Der Anteil der Berliner Häftlinge in Altersgruppen: unter 21: 4 Prozent; 21 bis 30: 25 Prozent; 30 bis 40: 35 Prozent; 40 bis 50: 20 Prozent; 50 und älter: 16 Prozent (plu)
Aber warum wird Pankow dann wieder aufgemacht? Lichtenberg sei um 30 Prozent überbelegt, sagt Anstaltsleiter Kratz. Das Leben in Doppelzellen sei den Frauen nicht länger zumutbar. Auch Ersatzfreiheitsstrafen müssten wieder vollstreckt werden. Heilmann habe die Vollstreckung im Sommer 2015 ausgesetzt, ergänzt Behrendt. „Können Sie sich die Presse vorstellen, wenn ich das gemacht hätte?“
Eine Ersatzfreiheitsstrafe wird vollzogen, wenn eine von einem Gericht verhängte Geldstrafe nicht bezahlt worden ist. Zumeist handelt es sich dabei um Kleinkriminalität wie Schwarzfahren. Menschen, die ihre Geldstrafe nicht bezahlen, leben zumeist in prekären Verhältnissen. Es steht zu vermuten, dass der Vollstreckungsstau bei den Ersatzfreiheitsstrafen so groß geworden ist, dass es für Behrendt nur die Alternativen gab: eine Generalamnestie erlassen. Oder eben Haftplätze schaffen.
30 Insassinnen sind bereits zurück in Pankow. Bei dem Rundgang am Montag sind sie nicht zu sehen. Dafür kann der Mutter-Kind-Bereich bewundert werden. Die Atmosphäre ist freundlich, wären da nicht die Gitter und die abschließbaren Türen. Über die Wände laufen Fantasiefiguren in bunten Farben, die Möbel sind aus Pressspannplatten gezimmert, alle Frauen haben einen eigenen Sanitärbereich, Telefon und Fernseher in ihrer Zelle. „Wir versuchen nach außen sicher zu sein und nach innen so liberal wie möglich“, sagt Anstaltsleiter Kratz.

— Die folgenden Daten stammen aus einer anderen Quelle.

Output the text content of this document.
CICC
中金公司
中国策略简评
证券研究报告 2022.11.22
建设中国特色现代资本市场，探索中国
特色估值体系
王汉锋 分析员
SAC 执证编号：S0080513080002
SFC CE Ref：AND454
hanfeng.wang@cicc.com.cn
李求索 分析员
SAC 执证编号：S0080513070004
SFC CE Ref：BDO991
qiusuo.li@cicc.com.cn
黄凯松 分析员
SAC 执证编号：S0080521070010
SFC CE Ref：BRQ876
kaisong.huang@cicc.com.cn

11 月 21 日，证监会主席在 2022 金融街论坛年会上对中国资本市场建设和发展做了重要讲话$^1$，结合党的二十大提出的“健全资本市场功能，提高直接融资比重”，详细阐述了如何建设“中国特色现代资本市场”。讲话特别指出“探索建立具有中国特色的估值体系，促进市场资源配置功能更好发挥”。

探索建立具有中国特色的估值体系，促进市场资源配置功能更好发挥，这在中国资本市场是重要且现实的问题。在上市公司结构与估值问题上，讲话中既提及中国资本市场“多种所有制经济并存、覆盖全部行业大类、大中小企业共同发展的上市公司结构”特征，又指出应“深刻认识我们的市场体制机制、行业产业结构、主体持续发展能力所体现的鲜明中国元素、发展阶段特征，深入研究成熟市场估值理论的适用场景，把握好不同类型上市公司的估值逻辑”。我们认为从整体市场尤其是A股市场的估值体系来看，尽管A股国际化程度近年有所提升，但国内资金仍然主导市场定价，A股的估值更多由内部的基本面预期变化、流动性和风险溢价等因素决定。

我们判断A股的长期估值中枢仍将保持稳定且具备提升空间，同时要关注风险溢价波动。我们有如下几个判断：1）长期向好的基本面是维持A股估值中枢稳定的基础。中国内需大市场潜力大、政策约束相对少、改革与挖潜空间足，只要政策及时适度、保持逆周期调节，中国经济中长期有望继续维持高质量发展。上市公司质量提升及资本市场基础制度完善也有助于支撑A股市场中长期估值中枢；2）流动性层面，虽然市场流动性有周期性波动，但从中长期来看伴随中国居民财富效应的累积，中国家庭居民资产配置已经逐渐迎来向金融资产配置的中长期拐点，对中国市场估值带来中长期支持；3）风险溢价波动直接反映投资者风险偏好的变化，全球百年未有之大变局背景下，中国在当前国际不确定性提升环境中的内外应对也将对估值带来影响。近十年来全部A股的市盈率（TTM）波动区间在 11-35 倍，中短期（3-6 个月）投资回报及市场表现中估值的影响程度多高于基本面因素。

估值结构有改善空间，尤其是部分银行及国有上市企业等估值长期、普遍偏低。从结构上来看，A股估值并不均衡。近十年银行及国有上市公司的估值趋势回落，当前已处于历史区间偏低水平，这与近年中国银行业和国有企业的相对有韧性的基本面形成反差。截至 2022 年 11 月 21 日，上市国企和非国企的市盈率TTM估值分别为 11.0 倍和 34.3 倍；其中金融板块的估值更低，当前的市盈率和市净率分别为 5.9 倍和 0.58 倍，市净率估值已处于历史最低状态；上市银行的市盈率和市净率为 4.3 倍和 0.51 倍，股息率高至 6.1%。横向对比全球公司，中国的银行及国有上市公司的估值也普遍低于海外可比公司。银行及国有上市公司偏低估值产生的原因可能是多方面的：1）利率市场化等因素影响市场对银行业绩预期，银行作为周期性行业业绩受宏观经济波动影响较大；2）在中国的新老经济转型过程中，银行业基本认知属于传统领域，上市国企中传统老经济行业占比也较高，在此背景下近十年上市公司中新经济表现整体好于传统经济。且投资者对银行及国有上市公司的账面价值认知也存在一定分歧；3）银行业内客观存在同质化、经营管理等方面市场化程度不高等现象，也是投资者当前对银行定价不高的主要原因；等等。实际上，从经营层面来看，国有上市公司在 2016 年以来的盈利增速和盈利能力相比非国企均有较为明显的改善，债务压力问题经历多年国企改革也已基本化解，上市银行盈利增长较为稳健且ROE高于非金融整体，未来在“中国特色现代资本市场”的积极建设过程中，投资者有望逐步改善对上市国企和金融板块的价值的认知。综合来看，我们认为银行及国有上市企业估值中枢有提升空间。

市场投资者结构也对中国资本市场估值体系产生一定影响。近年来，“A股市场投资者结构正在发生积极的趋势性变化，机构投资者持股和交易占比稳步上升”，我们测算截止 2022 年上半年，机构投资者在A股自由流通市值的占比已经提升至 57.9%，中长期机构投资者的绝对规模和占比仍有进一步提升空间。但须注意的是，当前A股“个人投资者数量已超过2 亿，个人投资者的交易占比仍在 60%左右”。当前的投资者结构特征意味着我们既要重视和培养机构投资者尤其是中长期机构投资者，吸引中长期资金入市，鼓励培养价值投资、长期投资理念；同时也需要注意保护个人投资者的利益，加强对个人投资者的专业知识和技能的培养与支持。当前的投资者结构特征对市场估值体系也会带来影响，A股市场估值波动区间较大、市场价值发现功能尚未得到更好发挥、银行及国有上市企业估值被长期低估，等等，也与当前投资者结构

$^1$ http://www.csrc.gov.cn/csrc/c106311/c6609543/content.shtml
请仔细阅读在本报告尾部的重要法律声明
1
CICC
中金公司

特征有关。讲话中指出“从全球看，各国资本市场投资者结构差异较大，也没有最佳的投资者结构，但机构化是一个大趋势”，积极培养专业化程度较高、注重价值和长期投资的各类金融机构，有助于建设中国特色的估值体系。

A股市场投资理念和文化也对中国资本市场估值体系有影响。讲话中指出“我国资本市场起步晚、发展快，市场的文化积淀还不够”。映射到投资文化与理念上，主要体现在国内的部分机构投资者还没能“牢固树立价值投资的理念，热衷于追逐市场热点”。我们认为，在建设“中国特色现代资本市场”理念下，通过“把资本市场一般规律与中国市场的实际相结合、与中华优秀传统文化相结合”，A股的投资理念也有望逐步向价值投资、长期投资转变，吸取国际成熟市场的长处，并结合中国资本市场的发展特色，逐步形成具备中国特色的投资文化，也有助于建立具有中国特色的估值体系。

„Die Frage der Amnestie hat sich nicht gestellt“, sagt der Justizsenator bei dem Rundgang. 50 Prozent der Ersatzfreiheitsstrafen beträfen Schwarzfahren. Das sei ein grundsätzliches Problem. Gelöst werden könne das letztendlich nur dadurch, dass Schwarzfahren nicht mehr wie jetzt als Straftat eingestuft werde, sondern als Ordnungswidrigkeit. Er sei für die Entkriminalisierung, sagt Behrendt. Aber das zu ändern sei Aufgabe des Bundesgesetzgebers.